1. Use Intermediate Break-Options
Don’t wait until the end of your lease contract but use an intermediate break-option (e.g., after 6 years) as a negotiation leverage and claim a new ‘loyalty incentive’ for not leaving. The initial rent-free periods you got at the beginning of the lease contract were an incentive linked to the first ‘fixed’ lease period (e.g., 3 or 6 years). If you decide to stay (or better said: not to leave), you’re entitled to a new ‘bonus’.
2. Conduct a Market Survey
Don’t just ‘have a chat’ with your landlord but do a market survey and compare all your options, even if you have no intention of leaving. The stay-or-leave business case with the financial and qualitative comparison of all the scenarios will give you the insights you need for a well-prepared negotiation and it will allow your management to make an informed decision for the future.
3. Start on Time!
Develop your stay-or-leave business case at least 18 to 12 months before your break-option or end date.
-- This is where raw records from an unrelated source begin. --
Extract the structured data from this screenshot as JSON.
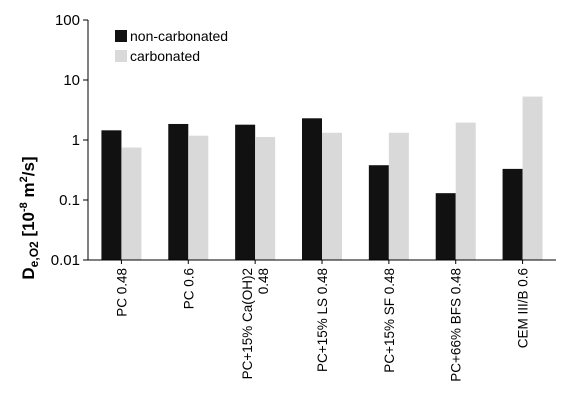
{
  "chart_data": {
    "type": "bar",
    "y_scale": "log",
    "ylim": [
      0.01,
      100
    ],
    "y_ticks": [
      "100",
      "10",
      "1",
      "0.1",
      "0.01"
    ],
    "ylabel": {
      "main": "D",
      "sub": "e,O2",
      "bracket_open": " [10",
      "exp": "-8",
      "unit": " m",
      "unit_exp": "2",
      "close": "/s]"
    },
    "categories": [
      [
        "PC 0.48"
      ],
      [
        "PC 0.6"
      ],
      [
        "PC+15% Ca(OH)2",
        "0.48"
      ],
      [
        "PC+15% LS 0.48"
      ],
      [
        "PC+15% SF 0.48"
      ],
      [
        "PC+66% BFS 0.48"
      ],
      [
        "CEM III/B 0.6"
      ]
    ],
    "series": [
      {
        "name": "non-carbonated",
        "color": "#111111",
        "values": [
          1.45,
          1.85,
          1.8,
          2.3,
          0.38,
          0.13,
          0.33
        ]
      },
      {
        "name": "carbonated",
        "color": "#d9d9d9",
        "values": [
          0.75,
          1.18,
          1.12,
          1.32,
          1.32,
          1.95,
          5.3
        ]
      }
    ],
    "legend_position": "top-left",
    "grid": false
  }
}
Tenants tend to reveal their ‘stay strategy’ by starting too late and leaving no time for a possible relocation scenario (which requires at least 6 to 9 months!).
4. Do the Maths from Your Landlord’s Point of View
Calculate at what lowest rent your landlord is willing to keep you as a tenant instead of running the risk of finding a new tenant.
5. Align Your Lease Period with Your Business Strategy
Since financial forecasting in most companies runs over 5 years, it makes sense to adjust your lease contract and sign a ‘5/7/9’ instead of a ‘3/6/9’ or a ‘6/9’. Not sure you’ll need the full surface in the next upcoming years? Sign a lease contract for 5 years fixed for 80% of the surface and 20% with an annual break-option instead of a ‘3/6/9’ for the whole surface. You’ll have more flexibility and far better lease conditions!